In 2008 the worst recession the United States had seen since the Great Depression swept the nation. In the years leading up to this, deregulation in the financial world gave lenders freedom to make bigger and riskier investments. This culminated in the “Housing bubble bursting” leaving millions of people underwater in their investments and scrambling.
In response to this, in 2010 the Obama administration passed the Dodd-Frank Wall Street Reform and Consumer Protection Act, commonly referred to as simply “The Dodd-Frank Act.” It aimed to end the era of “too big to fail” financial institutions and protect consumers from the risky behaviors that led to the recession.
What the Dodd-Frank Act Covers
With the Dodd-Frank Act came a collection of new rules, like increased protection for whistleblowers, and agencies designed to enforce those rules.
The Volcker Rule
One of the most sweeping aspects of the legislation was the implementation of the Volcker Rule. It prohibited banks across the board from engaging in high-risk investments. It includes things like hedge funds, private equity funds, and derivatives. They were still allowed to make these investments on behalf of their clients, but not for themselves. It was widely criticized for hurting the smaller institutions and damaging the economy as a result. Recently, the rule has been rolled back in the Economic Growth, Regulatory Relief and Consumer Protection Act and now allows smaller institutions to make the higher-risk investments again, and allows for more banks to qualify as small.
Oversight Agencies
As well as creating the Volcker Rule, The Dodd-Frank Act created several other agencies to monitor financial institutions and enforce the new rules.
Consumer Financial Protection Bureau (CFPB)
The CFPB is responsible under the Dodd-Frank Act to act in the best interest of consumers in the financial industry.

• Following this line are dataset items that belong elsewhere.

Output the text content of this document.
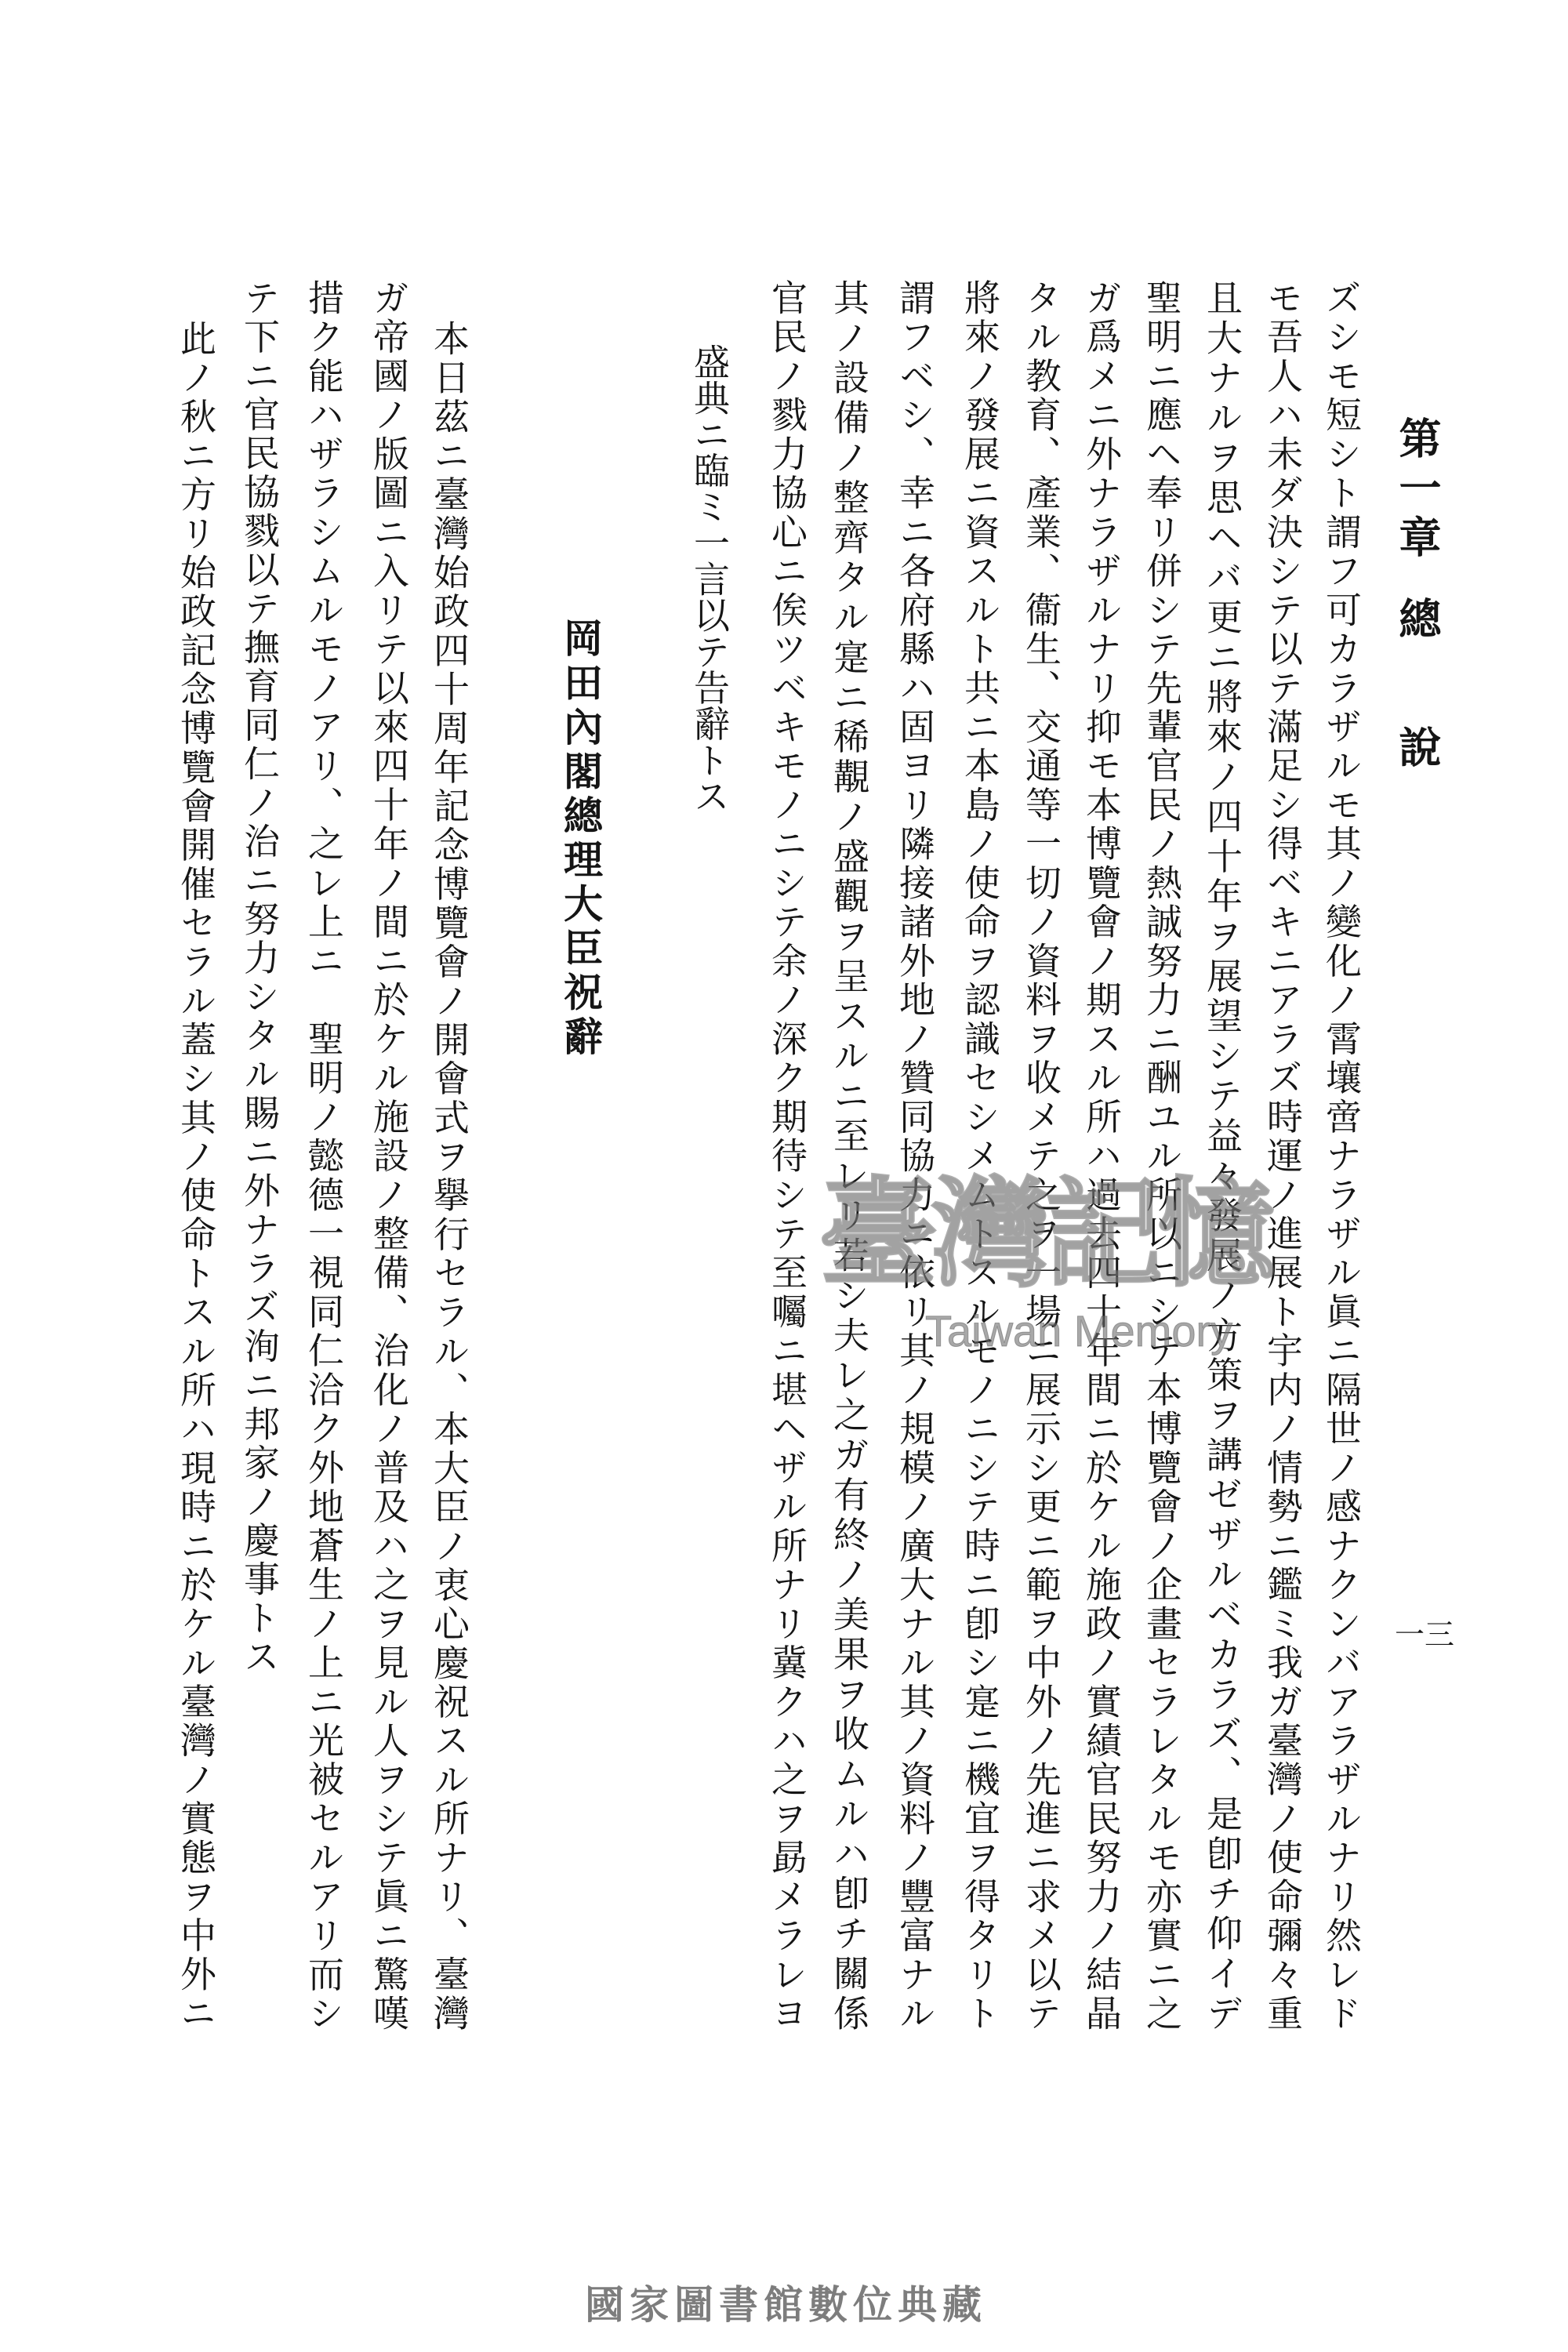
第一章
總說
一三
ズシモ短シト謂フ可カラザルモ其ノ變化ノ霄壤啻ナラザル眞ニ隔世ノ感ナクンバアラザルナリ然レド
モ吾人ハ未ダ決シテ以テ滿足シ得ベキニアラズ時運ノ進展ト宇内ノ情勢ニ鑑ミ我ガ臺灣ノ使命彌々重
且大ナルヲ思ヘバ更ニ將來ノ四十年ヲ展望シテ益々發展ノ方策ヲ講ゼザルベカラズ、是卽チ仰イデ
聖明ニ應ヘ奉リ併シテ先輩官民ノ熱誠努力ニ酬ユル所以ニシテ本博覽會ノ企畫セラレタルモ亦實ニ之
ガ爲メニ外ナラザルナリ抑モ本博覽會ノ期スル所ハ過去四十年間ニ於ケル施政ノ實績官民努力ノ結晶
タル教育、產業、衞生、交通等一切ノ資料ヲ收メテ之ヲ一場ニ展示シ更ニ範ヲ中外ノ先進ニ求メ以テ
將來ノ發展ニ資スルト共ニ本島ノ使命ヲ認識セシメムトスルモノニシテ時ニ卽シ寔ニ機宜ヲ得タリト
謂フベシ、幸ニ各府縣ハ固ヨリ隣接諸外地ノ贊同協力ニ依リ其ノ規模ノ廣大ナル其ノ資料ノ豐富ナル
其ノ設備ノ整齊タル寔ニ稀覯ノ盛觀ヲ呈スルニ至レリ若シ夫レ之ガ有終ノ美果ヲ收ムルハ卽チ關係
官民ノ戮力協心ニ俟ツベキモノニシテ余ノ深ク期待シテ至囑ニ堪ヘザル所ナリ冀クハ之ヲ勗メラレヨ
盛典ニ臨ミ一言以テ告辭トス
岡田內閣總理大臣祝辭
本日茲ニ臺灣始政四十周年記念博覽會ノ開會式ヲ擧行セラル、本大臣ノ衷心慶祝スル所ナリ、臺灣
ガ帝國ノ版圖ニ入リテ以來四十年ノ間ニ於ケル施設ノ整備、治化ノ普及ハ之ヲ見ル人ヲシテ眞ニ驚嘆
措ク能ハザラシムルモノアリ、之レ上ニ　聖明ノ懿德一視同仁洽ク外地蒼生ノ上ニ光被セルアリ而シ
テ下ニ官民協戮以テ撫育同仁ノ治ニ努力シタル賜ニ外ナラズ洵ニ邦家ノ慶事トス
此ノ秋ニ方リ始政記念博覽會開催セラル蓋シ其ノ使命トスル所ハ現時ニ於ケル臺灣ノ實態ヲ中外ニ	臺灣記憶
Taiwan Memory
國家圖書館數位典藏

They provide consumers with educational materials to help them make the smartest choice for themselves. They are also charged with investigating complaints, fining bad actors, and proactively creating rules to prevent abuse.
The Financial Stability Oversight Council (FSOC)
The FSOC is responsible for overseeing the big picture of the stability of the economy. They have the ability to overturn rules put in place by the CFPB if they suspect it will damage the stability of the economy. A variety of smaller agencies and offices answer to them as well, such as the Federal Insurance Office, which specializes in looking for gaps and loopholes in the insurance sector.
The Office of Credit Rating
The Frank-Dodd Act mandated the creation of the Office of Credit Rating within the Security and Exchange Commission to monitor nationally recognized statistical rating organizations (NRSROs) and ensure accuracy in consumer credit reports. They promote accuracy to consumers and investors, as well as protect against conflict of interests unduly affecting the reports themselves.
In the years since the Dodd-Frank act was signed into law it has gone through several changes that have also impacted the economy in a variety of ways. The impact Covid19 has had on the economy could have been so much worse without these rules and agencies in place. Critics of the Dodd-Frank Act say it does too much and stifles the economy on one hand, and on the other some claim its not doing enough to protect the economy. As time passes we should be seeing more adjustments, additions and revisions, in how the new offices are managed and hopefully continue to see an improving economy.